Photo: Emmanuel Dunand Agence France-Presse
The deficit and the debt ratio could exceed respectively 10 % and 90 % of GDP this year.
Canada will recover from the double shock of the health crisis and the collapse of oil prices. The profile of its sovereign debt will prove resilient, believes Moody’s Investors Service. In his overview of the canadian economy that is dated April, Moody’s stated that its base scenario forecasts a decline of 2.2 % in real GDP in 2020, however, a high risk of contraction more severe. “The strong response of monetary and fiscal will help limit damage “, avance-t-it.
The short-term deterioration of the fiscal situation of Canada will be pronounced. The deficit and the debt ratio could exceed respectively 10 % and 90 % of GDP this year. But, in the medium term, the profile of the sovereign debt of Canada, will display its resilience, the rating agency assumes a recovery and fiscal consolidation.
At the regional level, the flexibility of the income and expenditure of the provinces other than oil, their liquidity and their access to the capital market will temper the temporary shocks of the pandemic. They will however have to contend with the pressures on the municipalities and the universities.

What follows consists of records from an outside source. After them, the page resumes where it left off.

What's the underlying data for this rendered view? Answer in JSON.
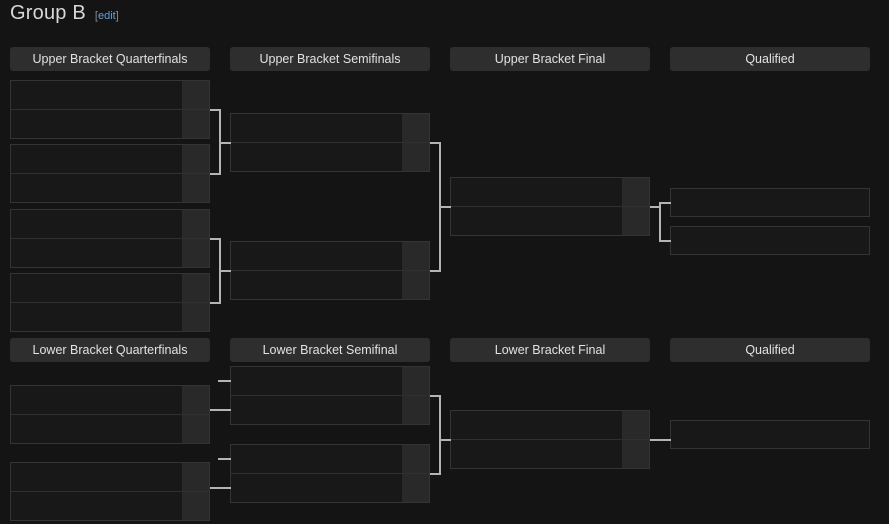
{
  "page": {
    "title": "Group B",
    "edit_label": "edit",
    "edit_bracket_open": "[",
    "edit_bracket_close": "]",
    "background_color": "#141414",
    "link_color": "#6b9fd4",
    "connector_color": "#b4b4b4",
    "header_color": "#2e2e2e"
  },
  "upper_bracket": {
    "headers": [
      {
        "label": "Upper Bracket Quarterfinals"
      },
      {
        "label": "Upper Bracket Semifinals"
      },
      {
        "label": "Upper Bracket Final"
      },
      {
        "label": "Qualified"
      }
    ],
    "quarterfinals": [
      {
        "top": {
          "team": "",
          "score": ""
        },
        "bottom": {
          "team": "",
          "score": ""
        }
      },
      {
        "top": {
          "team": "",
          "score": ""
        },
        "bottom": {
          "team": "",
          "score": ""
        }
      },
      {
        "top": {
          "team": "",
          "score": ""
        },
        "bottom": {
          "team": "",
          "score": ""
        }
      },
      {
        "top": {
          "team": "",
          "score": ""
        },
        "bottom": {
          "team": "",
          "score": ""
        }
      }
    ],
    "semifinals": [
      {
        "top": {
          "team": "",
          "score": ""
        },
        "bottom": {
          "team": "",
          "score": ""
        }
      },
      {
        "top": {
          "team": "",
          "score": ""
        },
        "bottom": {
          "team": "",
          "score": ""
        }
      }
    ],
    "final": [
      {
        "top": {
          "team": "",
          "score": ""
        },
        "bottom": {
          "team": "",
          "score": ""
        }
      }
    ],
    "qualified": [
      {
        "team": ""
      },
      {
        "team": ""
      }
    ]
  },
  "lower_bracket": {
    "headers": [
      {
        "label": "Lower Bracket Quarterfinals"
      },
      {
        "label": "Lower Bracket Semifinal"
      },
      {
        "label": "Lower Bracket Final"
      },
      {
        "label": "Qualified"
      }
    ],
    "quarterfinals": [
      {
        "top": {
          "team": "",
          "score": ""
        },
        "bottom": {
          "team": "",
          "score": ""
        }
      },
      {
        "top": {
          "team": "",
          "score": ""
        },
        "bottom": {
          "team": "",
          "score": ""
        }
      }
    ],
    "semifinals": [
      {
        "top": {
          "team": "",
          "score": ""
        },
        "bottom": {
          "team": "",
          "score": ""
        }
      },
      {
        "top": {
          "team": "",
          "score": ""
        },
        "bottom": {
          "team": "",
          "score": ""
        }
      }
    ],
    "final": [
      {
        "top": {
          "team": "",
          "score": ""
        },
        "bottom": {
          "team": "",
          "score": ""
        }
      }
    ],
    "qualified": [
      {
        "team": ""
      }
    ]
  }
}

Among the major industries, banks have sufficient liquidity to do so in the face of declining interest rates, the decline in oil prices and the increase in provisions for bad debts. In contrast, the recovery in the airlines, among the major éclopées of this crisis, is dependent upon the duration of the restrictions and behaviour of the travellers in the post-coronavirus, which are likely to defer or reduce their vacation or their business trip. Their rating is under review, with a downgrade for, although the federal assistance, yet to be defined, will have an effect on this evaluation.
Finally, the cultural sector, and retailers of non-food products will also combine with the pressures on disposable income, demand is depressed and can prolong the period of recovery.